Checking matrix on AWS CloudWatch

AWS CloudWatch graph

4. Setting up alarms and notifications

To set up alarms and notifications on AWS CloudWatch, you can follow these steps:

  1. Navigate to the AWS CloudWatch console and select “Alarms” from the left-hand menu.
  2. Click on “Create Alarm” to start creating a new alarm.
  3. Select the metric you want to monitor from the list of available metrics.
  4. Configure the conditions for the alarm, such as the threshold values and the evaluation period.
  5. Specify the actions to take when the alarm is triggered, such as sending an email or a text message or invoking an AWS Lambda function.
  6. Review and confirm the alarm settings, and then create the alarm.

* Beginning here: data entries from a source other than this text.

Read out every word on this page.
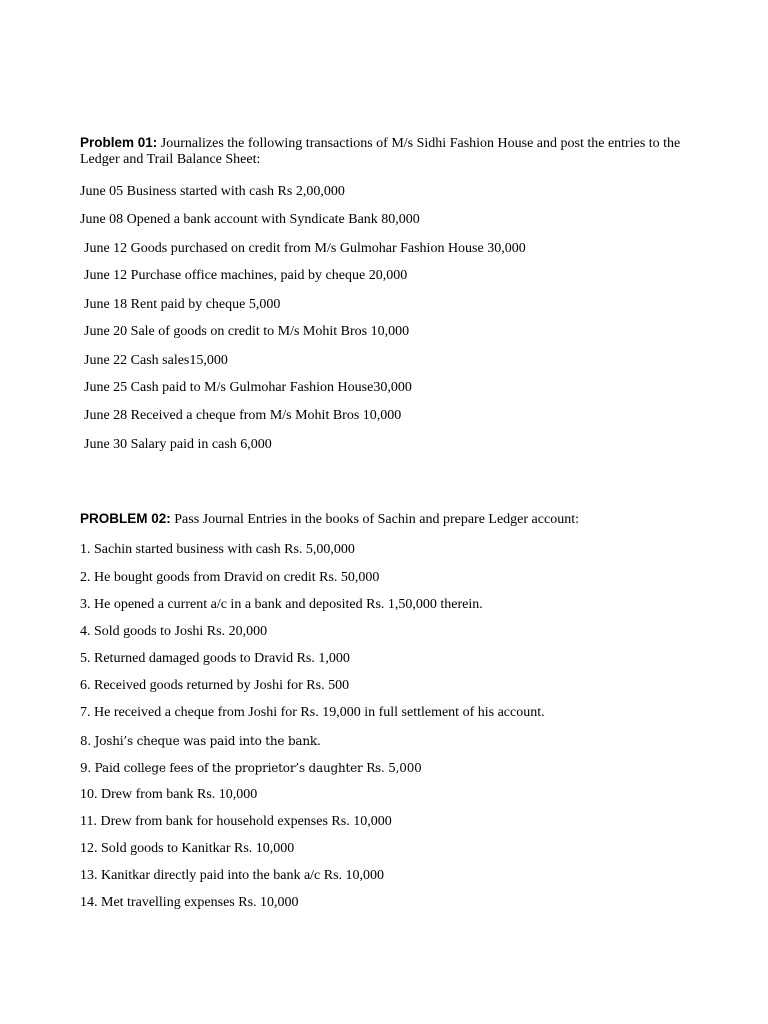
Problem 01: Journalizes the following transactions of M/s Sidhi Fashion House and post the entries to the Ledger and Trail Balance Sheet:
June 05 Business started with cash Rs 2,00,000
June 08 Opened a bank account with Syndicate Bank 80,000
June 12 Goods purchased on credit from M/s Gulmohar Fashion House 30,000
June 12 Purchase office machines, paid by cheque 20,000
June 18 Rent paid by cheque 5,000
June 20 Sale of goods on credit to M/s Mohit Bros 10,000
June 22 Cash sales15,000
June 25 Cash paid to M/s Gulmohar Fashion House30,000
June 28 Received a cheque from M/s Mohit Bros 10,000
June 30 Salary paid in cash 6,000
PROBLEM 02: Pass Journal Entries in the books of Sachin and prepare Ledger account:
1. Sachin started business with cash Rs. 5,00,000
2. He bought goods from Dravid on credit Rs. 50,000
3. He opened a current a/c in a bank and deposited Rs. 1,50,000 therein.
4. Sold goods to Joshi Rs. 20,000
5. Returned damaged goods to Dravid Rs. 1,000
6. Received goods returned by Joshi for Rs. 500
7. He received a cheque from Joshi for Rs. 19,000 in full settlement of his account.
8. Joshi’s cheque was paid into the bank.
9. Paid college fees of the proprietor’s daughter Rs. 5,000
10. Drew from bank Rs. 10,000
11. Drew from bank for household expenses Rs. 10,000
12. Sold goods to Kanitkar Rs. 10,000
13. Kanitkar directly paid into the bank a/c Rs. 10,000
14. Met travelling expenses Rs. 10,000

Here are some additional details on each step:

  1. To create a new alarm, you need to select the metric you want to monitor. You can either select a predefined metric provided by AWS, or create a custom metric based on your own application data.
  2. Once you have selected the metric, you can configure the conditions for the alarm. For example, you might want to create an alarm that triggers when the CPU utilization of an EC2 instance exceeds 80% for more than 5 minutes.
  3. You can specify the threshold values and the evaluation period for the alarm. The evaluation period is the time period over which CloudWatch evaluates the metric data to determine if the alarm condition is met.
  4. You can also specify the actions to take when the alarm is triggered. You can send an email or a text message to one or more recipients, or invoke an AWS Lambda function to perform custom actions.
  5. Once you have configured the alarm settings, you can review and confirm the settings before creating the alarm.

CloudWatch supports a wide range of notifications and actions, including sending notifications to Amazon SNS topics, invoking AWS Lambda functions, and auto-scaling EC2 instances. With alarms and notifications, you can monitor your AWS resources in real time and respond to any issues before they become critical.

AWS CloudWatch Matrix


In conclusion, monitoring and observability are critical components of any production system. AWS CloudWatch provides a powerful set of tools for monitoring and collecting metrics, logs, and traces from your AWS resources and applications. With CloudWatch, you can gain visibility into your system’s health and performance, detect issues early, and troubleshoot problems quickly.

In this blog, we have covered the basics of AWS CloudWatch, including metrics, logs, alarms, and notifications. We have explored how to use Cloud Watch to collect and visualize metrics, create custom dashboards, and set up alarms and notifications to alert you to any issues.